WASHINGTON, D.C. (FR) – The U.S. Supreme Court will hear a number of cases exploring the relationship between church and state during its current session which began on October 2.

The Court will decide the constitutionality of the Equal Access Act, passed in 1984, which requires schools to open their facilities to religiously-orientated student groups if they permit non-religious student clubs.

On July 3, 1989, the U.S. Supreme Court agreed to hear a case called Westside Board of Education vs. Mergens. The Court will examine equal access in the Mergens case, in which the U.S. Court of Appeals for the Eighth Circuit ruled in favor of a Christian student group that had been forbidden to meet on school grounds. The Court could also review the Garnett case, a similar case, in which the U.S. Court of Appeals for the Ninth Circuit ruled against a Christian student group.
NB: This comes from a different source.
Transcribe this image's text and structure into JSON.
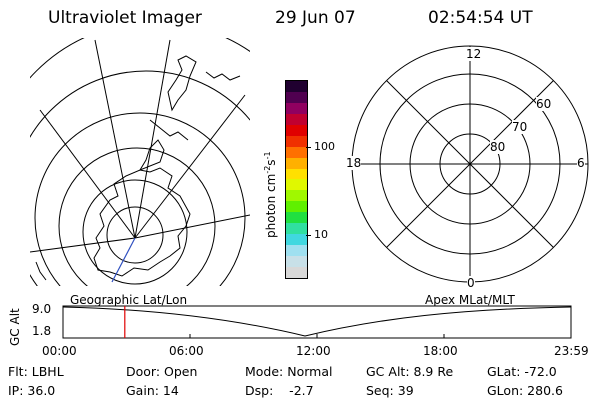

The Court is expected to uphold Equal Access by a wide margin.

Another case that may appear this session, but is not yet scheduled for review, involves Larry Witters, a disabled man from the state of Washington who wants to use funding from a state educational assistance program to pursue a seminary education. Previously the United States Supreme Court ruled unanimously that his individual choice to use a state education grant at a religious school did not pose a constitutional problem. But the Washington Supreme Court has since overruled the decision, claiming that the state’s constitutional prohibition of establishment of religion is stricter than federal legal codes.

Witters’ case is expected to win review because it involves a conflict between state and federal standards, and because the lower state court is acting out of accordance with the ruling of the U.S. Supreme Court.

Jordan Lawrence, litigation director for Concerned Women for America, thinks that Witters’ case could lead to a landmark decision by the Court. “I think it has significant implications,” Lawrence said. “The case is innocently asking for the Supreme Court to review this whole area once again and adopt a constitutional principle that if the government makes money available to anyone, as an individual, they can use it to attend a religious institution. It could produce a very important decision.”

Other decisions made recently by lower courts have upheld the religious freedom guaranteed by the U.S. Constitution. In Denver, Colorado, U.S. District Court Judge Richard Matsch ruled that students have a constitutional right to distribute a publication at their high school that promoted Christian principles. In New Orleans, Louisiana, the U.S. Court of Appeals for the Fifth Circuit ruled that a public library in Oxford, Mississippi may not prohibit a Concerned Women for America prayer chapter from using its facilities because of the religious content of the group’s meetings.

These cases and other upcoming decisions by the U.S. Supreme Court promise to reestablish and uphold the constitutional right of religious freedom, which had been denied to millions of Americans in recent years.